Je m’étais aventuré, un jour, à vouloir brosser, par le biais de la fiction, le portrait de ce Zaid que rien ne destinait à s’atteler à une tâche aussi colossale qui avait changé la face du monde. Un savant, versé dans les sciences islamiques, m’avait mis en garde, mon questionnement pouvait me nuire. Je n’avais pas le droit d’entraîner la fiction sur ce terrain-là! Jeune homme, me dit-il, nos pays ne sont pas encore mûrs pour ce genre de débat. Je lui avais confié que je voulais faire de cette question le sujet d’un livre, un roman plus précisément.
Le même jour, je trouvai un mot sur mon bureau, qui me recommandait de mettre un terme à mes interrogations si je voulais faire de vieux os. Je n’ai pas tenu compte de cette menace. Puis, un jour, je renonçai à écrire ce livre. Pourquoi repensais-je des années après à cette histoire?
Aux abords de Brompton Park, nous étions à deux cents mètres de chez nous, Simpson avait osé une ou deux choses qui, je crois, aurait pu le faire décapiter après avoir bien macéré dans un trou. Senior Alves ne manqua pas de saisir l’occasion. Il usa de son ironie, comme toujours: il allait saisir le tribunal des ayatollahs pour qu’il prononce une fatwa contre le dénommé Simpson! Jane et Mrs Jenkins ne suivaient plus depuis longtemps ce que disaient les deux hommes.

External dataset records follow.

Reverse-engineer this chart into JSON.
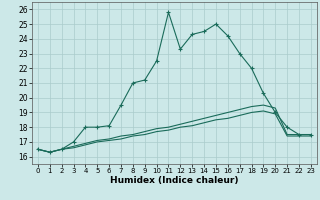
{
  "title": "",
  "xlabel": "Humidex (Indice chaleur)",
  "xlim": [
    -0.5,
    23.5
  ],
  "ylim": [
    15.5,
    26.5
  ],
  "xticks": [
    0,
    1,
    2,
    3,
    4,
    5,
    6,
    7,
    8,
    9,
    10,
    11,
    12,
    13,
    14,
    15,
    16,
    17,
    18,
    19,
    20,
    21,
    22,
    23
  ],
  "yticks": [
    16,
    17,
    18,
    19,
    20,
    21,
    22,
    23,
    24,
    25,
    26
  ],
  "bg_color": "#cce8e8",
  "grid_color": "#aacccc",
  "line_color": "#1a6b5a",
  "line1_x": [
    0,
    1,
    2,
    3,
    4,
    5,
    6,
    7,
    8,
    9,
    10,
    11,
    12,
    13,
    14,
    15,
    16,
    17,
    18,
    19,
    20,
    21,
    22,
    23
  ],
  "line1_y": [
    16.5,
    16.3,
    16.5,
    17.0,
    18.0,
    18.0,
    18.1,
    19.5,
    21.0,
    21.2,
    22.5,
    25.8,
    23.3,
    24.3,
    24.5,
    25.0,
    24.2,
    23.0,
    22.0,
    20.3,
    19.0,
    18.0,
    17.5,
    17.5
  ],
  "line2_x": [
    0,
    1,
    2,
    3,
    4,
    5,
    6,
    7,
    8,
    9,
    10,
    11,
    12,
    13,
    14,
    15,
    16,
    17,
    18,
    19,
    20,
    21,
    22,
    23
  ],
  "line2_y": [
    16.5,
    16.3,
    16.5,
    16.7,
    16.9,
    17.1,
    17.2,
    17.4,
    17.5,
    17.7,
    17.9,
    18.0,
    18.2,
    18.4,
    18.6,
    18.8,
    19.0,
    19.2,
    19.4,
    19.5,
    19.3,
    17.5,
    17.5,
    17.5
  ],
  "line3_x": [
    0,
    1,
    2,
    3,
    4,
    5,
    6,
    7,
    8,
    9,
    10,
    11,
    12,
    13,
    14,
    15,
    16,
    17,
    18,
    19,
    20,
    21,
    22,
    23
  ],
  "line3_y": [
    16.5,
    16.3,
    16.5,
    16.6,
    16.8,
    17.0,
    17.1,
    17.2,
    17.4,
    17.5,
    17.7,
    17.8,
    18.0,
    18.1,
    18.3,
    18.5,
    18.6,
    18.8,
    19.0,
    19.1,
    18.9,
    17.4,
    17.4,
    17.4
  ]
}
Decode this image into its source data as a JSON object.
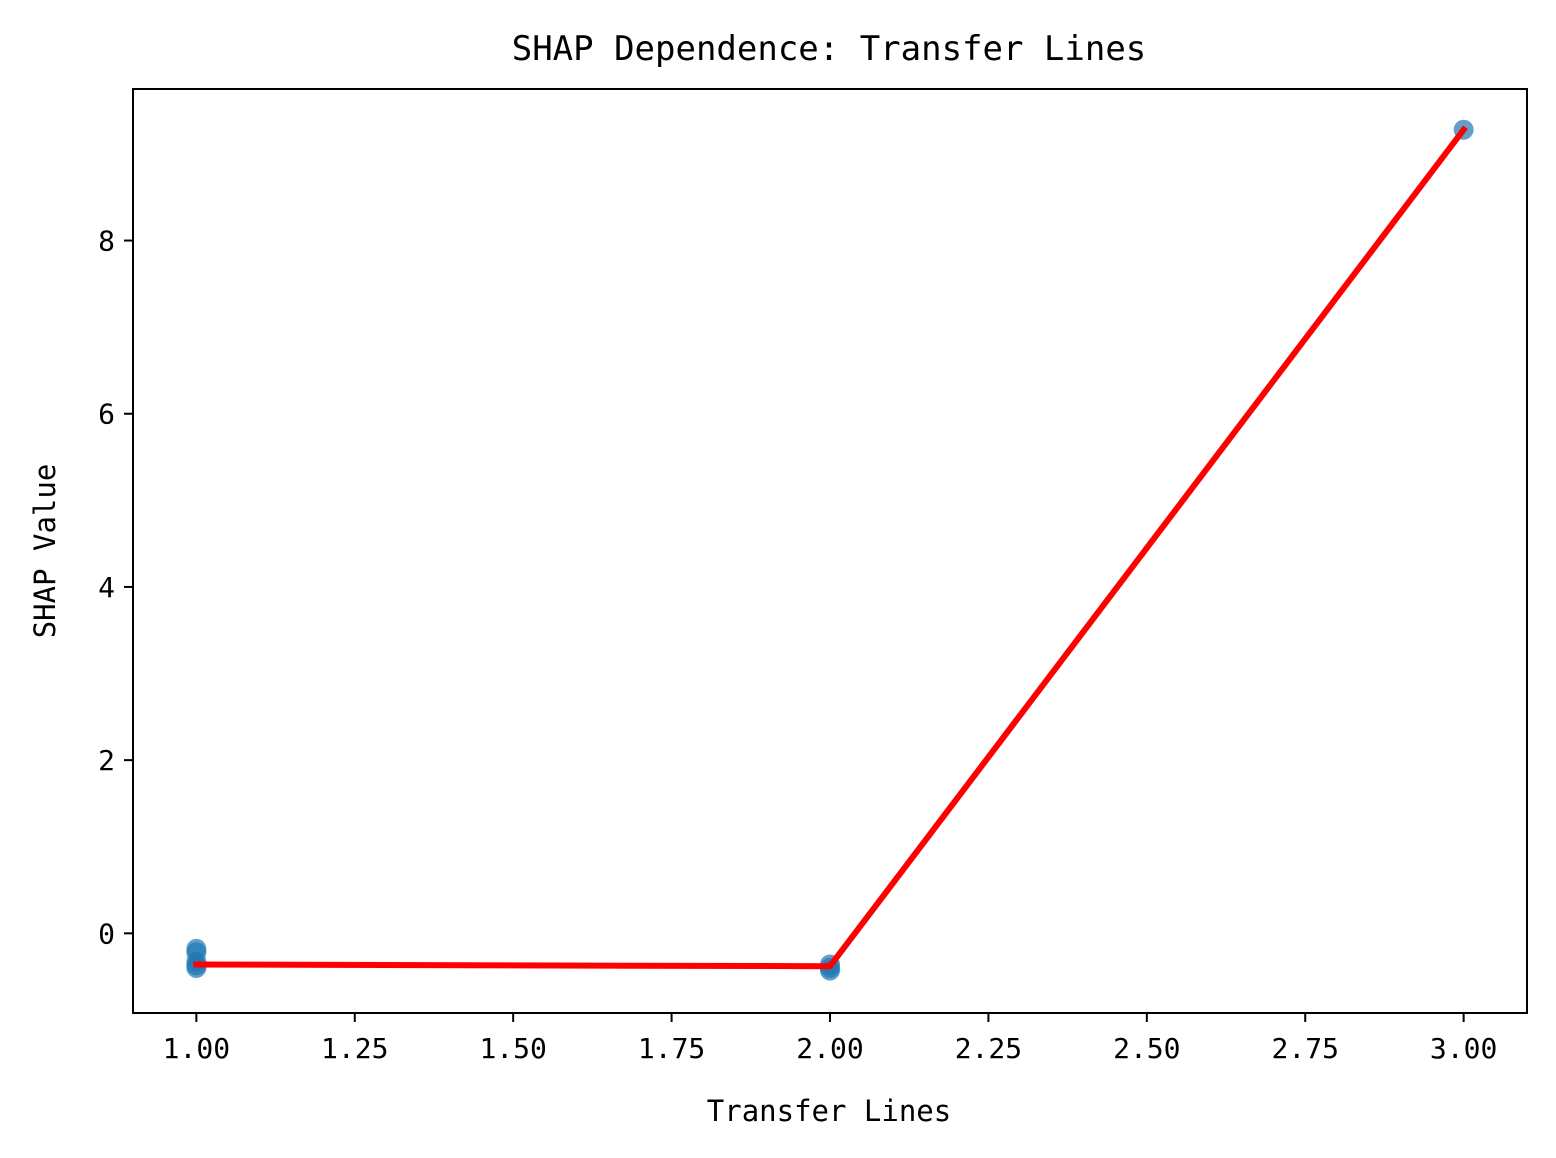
{
  "chart_data": {
    "type": "scatter",
    "title": "SHAP Dependence: Transfer Lines",
    "xlabel": "Transfer Lines",
    "ylabel": "SHAP Value",
    "xlim": [
      0.9,
      3.1
    ],
    "ylim": [
      -0.92,
      9.75
    ],
    "x_ticks": [
      1.0,
      1.25,
      1.5,
      1.75,
      2.0,
      2.25,
      2.5,
      2.75,
      3.0
    ],
    "x_tick_labels": [
      "1.00",
      "1.25",
      "1.50",
      "1.75",
      "2.00",
      "2.25",
      "2.50",
      "2.75",
      "3.00"
    ],
    "y_ticks": [
      0,
      2,
      4,
      6,
      8
    ],
    "y_tick_labels": [
      "0",
      "2",
      "4",
      "6",
      "8"
    ],
    "grid": false,
    "series": [
      {
        "kind": "scatter",
        "color": "#1f77b4",
        "points": [
          {
            "x": 1.0,
            "y": -0.18
          },
          {
            "x": 1.0,
            "y": -0.22
          },
          {
            "x": 1.0,
            "y": -0.33
          },
          {
            "x": 1.0,
            "y": -0.37
          },
          {
            "x": 1.0,
            "y": -0.4
          },
          {
            "x": 2.0,
            "y": -0.36
          },
          {
            "x": 2.0,
            "y": -0.4
          },
          {
            "x": 2.0,
            "y": -0.43
          },
          {
            "x": 3.0,
            "y": 9.28
          }
        ]
      },
      {
        "kind": "line",
        "color": "#ff0000",
        "points": [
          {
            "x": 1.0,
            "y": -0.36
          },
          {
            "x": 2.0,
            "y": -0.38
          },
          {
            "x": 3.0,
            "y": 9.28
          }
        ]
      }
    ]
  }
}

Nous arrivâmes chez nous et elles s’isolèrent carrément pour parler de tout autre chose. Il fut question entre elles d’un Américain à Paris. Jane ne se lassait pas de voir ce film et d’en parler dès qu’elle le pouvait. Sans être une chambre de bonne, mon château, comme j’appelais notre appartement, n’était ni Versailles ni le studio de Gene Kelly dans le film de Minnelli où tout est soigneusement disposé. J’avais surtout des livres et je ne voulais pour rien au monde me séparer d’aucun d’entre eux. J’avais fait dix allers retour au moins entre Pembridge Square et Earls Court pour les ramener dans deux grosses valises. Jane avait réussi à tout caser, elle avait trouvé de belles astuces pour que le moindre objet trouve sa place, Kelly ou Minnelli n’en seraient pas revenus.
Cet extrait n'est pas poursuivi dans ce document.